The tabs for the weekly YouGov poll for the Sunday Times are now up here. Topline figures are CON 32%, LAB 36%, LDEM 8%, UKIP 13%, GRN 6%. The poll was conducted on Friday and Saturday, and the four point Labour lead equals the highest this year, so it looks like it could be an impact from the Paxman interviews. Then again, YouGov spat out a single four point Labour lead in one of their daily polls earlier this month that turned out to be just random noise, so this is nothing that couldn’t just be random error. To have any confidence about whether anything actually has changed in terms of voting intention, we need more polling.
In the meantime, what does the rest of the poll show? Well, leadership ratings do also suggest an improvement for Miliband. Asked if they are doing well or badly David Cameron’s net rating is up from minus 5 last week to minus 2 this week.

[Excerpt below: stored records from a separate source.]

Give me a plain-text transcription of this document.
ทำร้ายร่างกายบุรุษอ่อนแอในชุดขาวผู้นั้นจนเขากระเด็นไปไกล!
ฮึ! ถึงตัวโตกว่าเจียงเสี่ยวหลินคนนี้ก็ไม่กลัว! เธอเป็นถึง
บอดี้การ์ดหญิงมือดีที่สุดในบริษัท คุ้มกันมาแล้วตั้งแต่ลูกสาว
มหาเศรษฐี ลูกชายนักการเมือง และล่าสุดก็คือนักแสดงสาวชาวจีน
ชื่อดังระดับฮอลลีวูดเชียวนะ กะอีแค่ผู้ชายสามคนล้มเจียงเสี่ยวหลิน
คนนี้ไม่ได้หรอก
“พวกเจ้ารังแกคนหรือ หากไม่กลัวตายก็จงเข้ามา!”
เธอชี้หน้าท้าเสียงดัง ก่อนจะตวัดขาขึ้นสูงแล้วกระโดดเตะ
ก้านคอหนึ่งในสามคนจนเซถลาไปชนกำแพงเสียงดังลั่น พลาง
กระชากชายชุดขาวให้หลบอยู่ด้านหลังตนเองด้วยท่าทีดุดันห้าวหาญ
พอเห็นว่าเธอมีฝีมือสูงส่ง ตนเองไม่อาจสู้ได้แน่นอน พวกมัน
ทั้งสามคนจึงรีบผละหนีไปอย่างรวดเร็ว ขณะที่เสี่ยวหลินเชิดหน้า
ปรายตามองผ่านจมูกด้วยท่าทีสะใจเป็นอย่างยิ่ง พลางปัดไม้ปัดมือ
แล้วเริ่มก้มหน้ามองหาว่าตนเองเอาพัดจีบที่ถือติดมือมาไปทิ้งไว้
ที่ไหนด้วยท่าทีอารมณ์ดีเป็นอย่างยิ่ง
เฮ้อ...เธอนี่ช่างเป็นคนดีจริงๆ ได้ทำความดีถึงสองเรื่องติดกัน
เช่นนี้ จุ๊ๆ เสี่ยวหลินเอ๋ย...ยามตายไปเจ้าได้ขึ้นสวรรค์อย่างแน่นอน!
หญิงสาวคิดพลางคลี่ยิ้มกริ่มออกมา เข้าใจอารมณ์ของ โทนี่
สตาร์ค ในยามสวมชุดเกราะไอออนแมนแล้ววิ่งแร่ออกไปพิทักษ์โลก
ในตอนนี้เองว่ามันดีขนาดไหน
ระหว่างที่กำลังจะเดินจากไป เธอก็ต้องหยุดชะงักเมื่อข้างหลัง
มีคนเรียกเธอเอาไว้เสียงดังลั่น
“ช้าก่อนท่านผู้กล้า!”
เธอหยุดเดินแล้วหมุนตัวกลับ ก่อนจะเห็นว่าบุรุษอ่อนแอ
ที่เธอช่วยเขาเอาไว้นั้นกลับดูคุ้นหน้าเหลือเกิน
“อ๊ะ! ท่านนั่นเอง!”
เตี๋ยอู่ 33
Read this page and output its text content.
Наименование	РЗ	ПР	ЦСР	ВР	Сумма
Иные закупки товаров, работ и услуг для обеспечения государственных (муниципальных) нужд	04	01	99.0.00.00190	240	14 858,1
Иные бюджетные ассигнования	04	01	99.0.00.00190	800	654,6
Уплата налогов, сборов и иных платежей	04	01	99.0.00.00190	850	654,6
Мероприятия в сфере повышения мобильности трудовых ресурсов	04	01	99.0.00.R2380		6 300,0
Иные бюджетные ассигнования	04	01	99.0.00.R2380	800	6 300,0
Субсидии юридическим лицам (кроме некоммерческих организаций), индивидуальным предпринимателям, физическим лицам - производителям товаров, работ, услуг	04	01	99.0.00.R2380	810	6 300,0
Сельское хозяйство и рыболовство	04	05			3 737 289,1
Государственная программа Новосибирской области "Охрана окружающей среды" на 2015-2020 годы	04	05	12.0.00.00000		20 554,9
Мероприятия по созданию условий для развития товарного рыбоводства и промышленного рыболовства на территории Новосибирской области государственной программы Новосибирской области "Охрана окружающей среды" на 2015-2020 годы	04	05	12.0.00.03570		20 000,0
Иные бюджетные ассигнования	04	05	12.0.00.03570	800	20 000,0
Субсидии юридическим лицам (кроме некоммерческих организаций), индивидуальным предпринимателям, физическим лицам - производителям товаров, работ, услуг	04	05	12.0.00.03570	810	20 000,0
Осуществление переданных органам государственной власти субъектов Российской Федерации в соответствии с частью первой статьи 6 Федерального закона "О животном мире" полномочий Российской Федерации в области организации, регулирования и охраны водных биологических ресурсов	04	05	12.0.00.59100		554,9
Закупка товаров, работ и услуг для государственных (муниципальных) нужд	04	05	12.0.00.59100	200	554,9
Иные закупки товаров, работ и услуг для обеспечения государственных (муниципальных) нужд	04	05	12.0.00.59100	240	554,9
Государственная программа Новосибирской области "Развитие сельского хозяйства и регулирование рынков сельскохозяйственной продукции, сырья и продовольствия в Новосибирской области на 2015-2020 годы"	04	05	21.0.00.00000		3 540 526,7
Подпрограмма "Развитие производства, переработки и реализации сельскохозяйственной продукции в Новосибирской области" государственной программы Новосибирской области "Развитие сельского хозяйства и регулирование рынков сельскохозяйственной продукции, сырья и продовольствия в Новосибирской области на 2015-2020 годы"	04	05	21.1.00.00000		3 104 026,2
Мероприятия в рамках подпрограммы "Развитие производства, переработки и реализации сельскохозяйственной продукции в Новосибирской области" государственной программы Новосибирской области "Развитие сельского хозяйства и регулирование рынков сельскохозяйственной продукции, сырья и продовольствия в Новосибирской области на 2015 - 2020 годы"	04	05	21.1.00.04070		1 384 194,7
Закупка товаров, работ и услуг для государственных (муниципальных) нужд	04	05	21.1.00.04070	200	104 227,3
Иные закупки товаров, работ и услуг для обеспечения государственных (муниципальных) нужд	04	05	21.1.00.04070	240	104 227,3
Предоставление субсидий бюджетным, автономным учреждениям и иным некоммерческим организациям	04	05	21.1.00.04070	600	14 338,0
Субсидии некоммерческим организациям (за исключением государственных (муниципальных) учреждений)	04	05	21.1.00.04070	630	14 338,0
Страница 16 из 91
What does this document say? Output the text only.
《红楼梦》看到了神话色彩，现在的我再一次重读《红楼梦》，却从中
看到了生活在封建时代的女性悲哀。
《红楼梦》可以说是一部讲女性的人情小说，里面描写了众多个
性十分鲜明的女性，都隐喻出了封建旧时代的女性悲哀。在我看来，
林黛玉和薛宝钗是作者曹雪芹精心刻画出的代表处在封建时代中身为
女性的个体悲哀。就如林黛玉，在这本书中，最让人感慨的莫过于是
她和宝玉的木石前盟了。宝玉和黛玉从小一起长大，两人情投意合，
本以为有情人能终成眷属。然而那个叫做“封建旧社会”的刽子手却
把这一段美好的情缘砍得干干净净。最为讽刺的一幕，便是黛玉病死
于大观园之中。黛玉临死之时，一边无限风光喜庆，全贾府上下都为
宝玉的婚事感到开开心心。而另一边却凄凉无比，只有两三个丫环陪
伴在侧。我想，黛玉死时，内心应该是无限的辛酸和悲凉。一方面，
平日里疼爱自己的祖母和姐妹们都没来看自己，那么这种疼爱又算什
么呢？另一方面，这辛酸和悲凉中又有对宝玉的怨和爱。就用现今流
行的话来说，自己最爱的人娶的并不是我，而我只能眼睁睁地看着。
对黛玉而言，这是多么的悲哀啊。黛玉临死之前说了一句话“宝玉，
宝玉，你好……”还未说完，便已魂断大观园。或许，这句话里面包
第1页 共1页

Ed Miliband though is up from minus 39 to minus 29, so a solid jump (that said, Nick Clegg is up from minus 47 to minus 40 without being in the interviews at all…). Miliband also rose in the Best PM question – up four points since YouGov last asked this version of the question in November last year, but still 12 points behind Cameron (when YouGov ask the question for the Sun it’s Cameron v Miliband v Clegg, for the Sunday Times Farage is also an option – don’t compare the two, they give different results).
On the debate question itself, amongst people who watched the debates 49% of people thought Miliband came across better, 34% thought David Cameron did. This is of course very much in line with a movement to Labour in the headline voting intention figures… but why so different from the ICM poll after the debate? Part of the answer may well be that people have had longer to digest it, think about it and be influenced by discussing it with other people. First reactions are extremely important, but they aren’t everything.
Another factor though is who watched the debate – the ICM poll was weighted to be politically representative (though even weighted, the poll still ended with a sample showing an 11 point Labour lead rather than Con and Lab neck and neck), but a debate doesn’t necessarily get watched by a representative sample of the public. People from one party maybe more likely than another to watch it. Looking at the YouGov data, 31% of people who voted Labour in 2010 watched the debate, only 15% of people who voted Tory…so the sub-sample of people who watched the debate was actually a very Laboury group of people to begin with. This highlights a methodological challenge for pollsters in doing things like debate polls, how do you weight the sample? Do you try to make it politically and/or demographically representative of the country as a whole, regardless of who is actually watching? Or do you try to make it representative of the people who are actually watching, regardless of the political skews that brings? The second is probably more methodologically purer – all you can *really* measure is what people who watch think, but given what the media want is just a crude “who won” verdict, would it be fair to start out with a sample that was stronger biased one way or another?
Anyway, time will tell if the Paxman interviews actually did or did not make any difference. On other matters, YouGov found 11% of people said they were voting tactically at the election. Amongst that (obviously very small) sample people were pretty evenly split between voting tactically against the Tories (40%) and voting tactically against Labour (37%).
In my weekly round up I mentioned some YouGov polling about which taxes would rise under a Labour or Conservative government, conducted before Prime Minister’s Question time, Cameron ruling out a VAT rise and Ed Balls ruling out an NI rise. YouGov repeated those questions in this poll to see if they had changed. At the start of the week, 31% of people thought VAT would rise if the Conservatives won. Following David Cameron ruling out a rise in VAT, this is now…32%. At the start of the week 39% of people expected national insurance to rise if Labour won, but since Ed Balls ruled it out, that has changed to… 40%. A lovely illustration of how much of the politicians’ arguments, exchanges and pledges make not the slightest difference to public opinion.